Rabu, 12 Desember 2012

Ibu Negara dan Bapak Negara


Seorang murid tiba-tiba iseng bertanya,"Ustadz, kalau Bang Rhoma jadi presiden, kira-kira yang jadi ibu negara siapa ya?"

Saya jawab,"Emangnye kenape ente ngeributin ibu negara segala?"

Murid itu membalas,"Ya, pan bang haji istrinya gak cuman satu, kira-kira istri yang mana ya yang jadi ibu negara?"

"Hussy, udah lah ente kagak usah usil ngeributin jabatan Ibu Negara segala. Pilpres masih lama, lagian belum tentu juga Rhoma jadi presiden. Kan saingannya banyak juga. Dan kalau pun dia jadi Presiden, terus apa urusannya ente ngeributin ibu negara?", begitu tegur saya.

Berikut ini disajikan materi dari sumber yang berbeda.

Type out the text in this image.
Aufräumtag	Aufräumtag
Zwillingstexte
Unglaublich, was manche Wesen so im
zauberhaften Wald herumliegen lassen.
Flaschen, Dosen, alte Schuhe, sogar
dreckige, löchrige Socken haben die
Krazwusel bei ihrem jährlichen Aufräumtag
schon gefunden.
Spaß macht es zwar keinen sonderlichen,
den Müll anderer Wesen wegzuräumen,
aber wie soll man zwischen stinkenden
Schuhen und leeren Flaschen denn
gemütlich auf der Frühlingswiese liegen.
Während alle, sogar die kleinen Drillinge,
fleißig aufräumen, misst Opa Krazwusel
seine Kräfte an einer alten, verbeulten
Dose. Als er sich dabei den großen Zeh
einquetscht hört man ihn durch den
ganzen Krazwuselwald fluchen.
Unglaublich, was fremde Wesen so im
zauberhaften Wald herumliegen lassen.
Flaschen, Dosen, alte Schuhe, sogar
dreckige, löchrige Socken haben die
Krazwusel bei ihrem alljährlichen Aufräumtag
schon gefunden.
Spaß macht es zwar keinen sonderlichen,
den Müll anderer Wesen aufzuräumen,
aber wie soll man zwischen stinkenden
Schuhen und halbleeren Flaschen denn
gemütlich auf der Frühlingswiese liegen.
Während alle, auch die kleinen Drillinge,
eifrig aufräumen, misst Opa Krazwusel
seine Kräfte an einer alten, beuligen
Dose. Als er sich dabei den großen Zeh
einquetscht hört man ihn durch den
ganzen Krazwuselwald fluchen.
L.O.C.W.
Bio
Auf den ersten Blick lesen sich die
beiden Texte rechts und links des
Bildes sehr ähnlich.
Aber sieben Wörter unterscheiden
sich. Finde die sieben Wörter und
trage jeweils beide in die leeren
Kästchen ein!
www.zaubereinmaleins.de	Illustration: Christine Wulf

Murid itu diam sambil senyum-senyum, tapi bertanya lagi,"Wah ustadz, hebat juga antum ini, nggak kepancing ya ditanyain pertanyaan kayak gini."

Saya bilang,"Urusan kita banyak yang jauh lebih penting daripada ngurusin masalah beginian. Nggak usah ngelantur kemana-mana deh."

Dia pun mengangguk-angguk, tapi dia bilang punya pertanyaan satu lagi.

"Tahu nggak ustadz, sejak kita merdeka, kita selalu punya Ibu Negara, yaitu para istri presiden. Tetapi pernah juga kita punya jabatan namanya 'Bapak Negara'."

Saya bilang,"Ya Presiden itu Bapak Negara."

"Oow bukan ustadz, Presiden itu Kepala Negara, tetapi yang namanya 'Bapak Negara' lain lagi.", tukasnya.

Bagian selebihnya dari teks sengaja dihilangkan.